10.
Tenth in a series of short writings about our recent ecotourism trip to Costa
Rica
You
don’t have to go to Costa Rica to see black vultures, Coragyps atratus. There’s a pretty good population of them
throughout much of the New World, including Oklahoma, where I first learned
their scientific name under the tutelage of George M. Sutton, famous
ornithologist at OU. There’s also one at the Wild Bird Rescue, Inc.,
headquarters at 4611 Lakeshore Drive, Wichita Falls, Texas, where it displays
what the average person would consider some rather un-vulture-like behavior,
for example, preening the hair of its handler and jumping from window to window
to check out visitors walking along the wooden deck outside its building. In
Costa Rica, late February, among our traveling companions, C. atratus quickly became the “black-headed vultures” as opposed to
“red-headed vultures” which were Cathartes
aura, turkey vultures, also a common species in the United States, although
commonly occurring further north than do C.
atratus.
So
why do I finish this series of short writings about an ecotourism trip with
comments on vultures? That’s a pretty good question for which I have no answer,
except that two of my previous contacts with New World vultures were pretty
memorable, and in preparation for our other ecotourism trips, to Botswana and
Tanzania, I studied my Old World vultures, hoping to see several species up
close. Old World vultures are not closely related to New World vultures, thus
provide a pretty good example of convergent evolution.

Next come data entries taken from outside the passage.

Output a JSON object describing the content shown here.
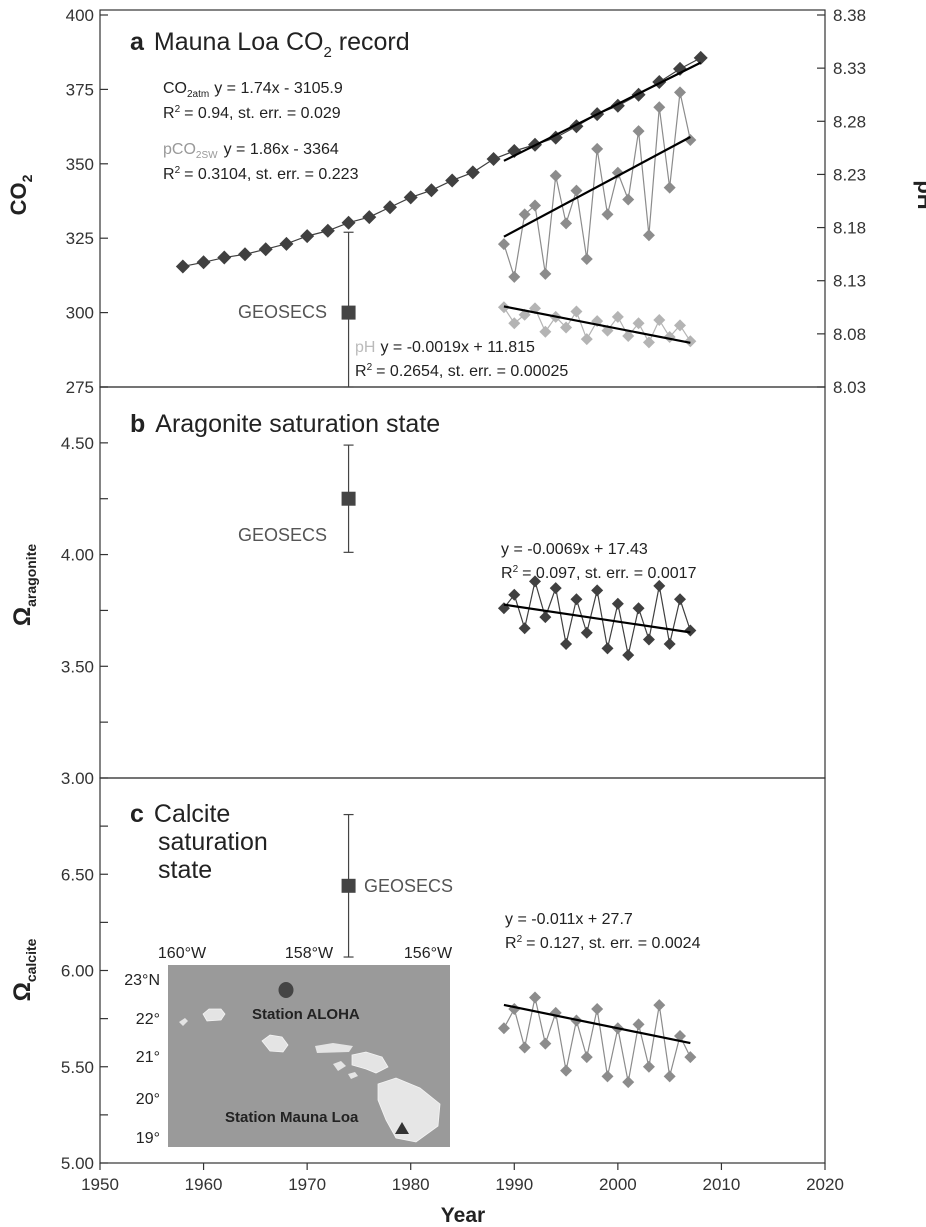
{
  "chart_data": [
    {
      "panel": "a",
      "type": "line",
      "title": "Mauna Loa CO",
      "title_sub": "2",
      "title_suffix": " record",
      "ylabel": "CO",
      "ylabel_sub": "2",
      "y2label": "pH",
      "xlim": [
        1950,
        2020
      ],
      "ylim": [
        275,
        400
      ],
      "yticks": [
        "275",
        "300",
        "325",
        "350",
        "375",
        "400"
      ],
      "y2lim": [
        8.03,
        8.38
      ],
      "y2ticks": [
        "8.03",
        "8.08",
        "8.13",
        "8.18",
        "8.23",
        "8.28",
        "8.33",
        "8.38"
      ],
      "series": [
        {
          "name": "CO2atm",
          "color": "#404040",
          "marker": "diamond",
          "x": [
            1958,
            1960,
            1962,
            1964,
            1966,
            1968,
            1970,
            1972,
            1974,
            1976,
            1978,
            1980,
            1982,
            1984,
            1986,
            1988,
            1990,
            1992,
            1994,
            1996,
            1998,
            2000,
            2002,
            2004,
            2006,
            2008
          ],
          "y": [
            315.5,
            316.9,
            318.5,
            319.6,
            321.3,
            323.1,
            325.7,
            327.5,
            330.2,
            332.1,
            335.4,
            338.7,
            341.1,
            344.4,
            347.1,
            351.6,
            354.3,
            356.4,
            358.8,
            362.6,
            366.7,
            369.5,
            373.2,
            377.5,
            381.9,
            385.6
          ]
        },
        {
          "name": "pCO2sw",
          "color": "#8c8c8c",
          "marker": "diamond",
          "x": [
            1989,
            1990,
            1991,
            1992,
            1993,
            1994,
            1995,
            1996,
            1997,
            1998,
            1999,
            2000,
            2001,
            2002,
            2003,
            2004,
            2005,
            2006,
            2007
          ],
          "y": [
            323,
            312,
            333,
            336,
            313,
            346,
            330,
            341,
            318,
            355,
            333,
            347,
            338,
            361,
            326,
            369,
            342,
            374,
            358
          ]
        },
        {
          "name": "pH",
          "color": "#b4b4b4",
          "marker": "diamond",
          "x": [
            1989,
            1990,
            1991,
            1992,
            1993,
            1994,
            1995,
            1996,
            1997,
            1998,
            1999,
            2000,
            2001,
            2002,
            2003,
            2004,
            2005,
            2006,
            2007
          ],
          "y": [
            8.105,
            8.09,
            8.098,
            8.104,
            8.082,
            8.096,
            8.086,
            8.101,
            8.075,
            8.092,
            8.083,
            8.096,
            8.078,
            8.09,
            8.072,
            8.093,
            8.077,
            8.088,
            8.073
          ]
        }
      ],
      "trendlines": [
        {
          "of": "CO2atm",
          "equation": "y = 1.74x - 3105.9",
          "stats": "= 0.94, st. err. = 0.029",
          "x": [
            1989,
            2008
          ],
          "y": [
            351.0,
            384.0
          ]
        },
        {
          "of": "pCO2sw",
          "equation": "y = 1.86x - 3364",
          "stats": "= 0.3104, st. err. = 0.223",
          "x": [
            1989,
            2007
          ],
          "y": [
            325.5,
            359.0
          ]
        },
        {
          "of": "pH",
          "equation": "y = -0.0019x + 11.815",
          "stats": "= 0.2654, st. err. = 0.00025",
          "x": [
            1989,
            2007
          ],
          "y": [
            8.1058,
            8.0716
          ]
        }
      ],
      "legend_labels": {
        "co2atm": "CO",
        "co2atm_sub": "2atm",
        "pco2sw": "pCO",
        "pco2sw_sub": "2SW",
        "ph": "pH"
      },
      "geosecs": {
        "label": "GEOSECS",
        "x": 1974,
        "y": 300,
        "err_low": 275,
        "err_high": 327
      }
    },
    {
      "panel": "b",
      "type": "line",
      "title": "Aragonite saturation state",
      "ylabel": "Ω",
      "ylabel_sub": "aragonite",
      "xlim": [
        1950,
        2020
      ],
      "ylim": [
        3.0,
        4.75
      ],
      "yticks": [
        "3.00",
        "3.50",
        "4.00",
        "4.50"
      ],
      "series": [
        {
          "name": "Ω aragonite",
          "color": "#404040",
          "marker": "diamond",
          "x": [
            1989,
            1990,
            1991,
            1992,
            1993,
            1994,
            1995,
            1996,
            1997,
            1998,
            1999,
            2000,
            2001,
            2002,
            2003,
            2004,
            2005,
            2006,
            2007
          ],
          "y": [
            3.76,
            3.82,
            3.67,
            3.88,
            3.72,
            3.85,
            3.6,
            3.8,
            3.65,
            3.84,
            3.58,
            3.78,
            3.55,
            3.76,
            3.62,
            3.86,
            3.6,
            3.8,
            3.66
          ]
        }
      ],
      "trendlines": [
        {
          "equation": "y = -0.0069x + 17.43",
          "stats": "= 0.097, st. err. = 0.0017",
          "x": [
            1989,
            2007
          ],
          "y": [
            3.7759,
            3.6517
          ]
        }
      ],
      "geosecs": {
        "label": "GEOSECS",
        "x": 1974,
        "y": 4.25,
        "err_low": 4.01,
        "err_high": 4.49
      }
    },
    {
      "panel": "c",
      "type": "line",
      "title_lines": [
        "Calcite",
        "saturation",
        "state"
      ],
      "ylabel": "Ω",
      "ylabel_sub": "calcite",
      "xlabel": "Year",
      "xlim": [
        1950,
        2020
      ],
      "xticks": [
        "1950",
        "1960",
        "1970",
        "1980",
        "1990",
        "2000",
        "2010",
        "2020"
      ],
      "ylim": [
        5.0,
        7.0
      ],
      "yticks": [
        "5.00",
        "5.50",
        "6.00",
        "6.50"
      ],
      "series": [
        {
          "name": "Ω calcite",
          "color": "#8c8c8c",
          "marker": "diamond",
          "x": [
            1989,
            1990,
            1991,
            1992,
            1993,
            1994,
            1995,
            1996,
            1997,
            1998,
            1999,
            2000,
            2001,
            2002,
            2003,
            2004,
            2005,
            2006,
            2007
          ],
          "y": [
            5.7,
            5.8,
            5.6,
            5.86,
            5.62,
            5.78,
            5.48,
            5.74,
            5.55,
            5.8,
            5.45,
            5.7,
            5.42,
            5.72,
            5.5,
            5.82,
            5.45,
            5.66,
            5.55
          ]
        }
      ],
      "trendlines": [
        {
          "equation": "y = -0.011x + 27.7",
          "stats": "= 0.127, st. err. = 0.0024",
          "x": [
            1989,
            2007
          ],
          "y": [
            5.821,
            5.623
          ]
        }
      ],
      "geosecs": {
        "label": "GEOSECS",
        "x": 1974,
        "y": 6.44,
        "err_low": 6.07,
        "err_high": 6.81
      }
    }
  ],
  "r2_label": "R",
  "r2_sup": "2",
  "map": {
    "lon_labels": [
      "160°W",
      "158°W",
      "156°W"
    ],
    "lat_labels": [
      "23°N",
      "22°",
      "21°",
      "20°",
      "19°"
    ],
    "station_aloha": "Station ALOHA",
    "station_mauna_loa": "Station Mauna Loa",
    "ocean_color": "#9a9a9a"
  }
}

Evidently, if you’re digging around in carcasses, head feathers are an
evolutionary liability, thus the baldness of vultures in general.
What
made those previous encounters with vultures so memorable? One, in the Arbuckle
Mountains of southern Oklahoma, was with a really small chick. I crawled into a
hole and there it was, beautiful, looking up, maybe asking for a piece of dead
rabbit. I was on a field trip with George M. Sutton at the time, and we passed
the “nestling” around before returning it to its crevice. The second encounter
was also on a trip with Sutton, to western Oklahoma, where he knew about a nest
in an abandoned chicken coop. I crawled in between the boards and was
confronted with an adolescent turkey vulture who stood up and slowly
regurgitated, about an inch from my nose, the most putrid mass of stuff I’ve
ever smelled. Sutton thought that was pretty funny. I still get nauseated just
thinking about that event from back in the 60s. My encounters with African
vultures were all via camera, although for a book that’s coming out in April, I
did a drawing of one to introduce a chapter entitled “A Warning.” No, in that
chapter, if you read Africa Notes:
Reflections of an Ecotourist, you won’t be attacked by a vulture, but by
the mental impact of foreign travel and what that travel does to your sense of
what’s happening in our nation today.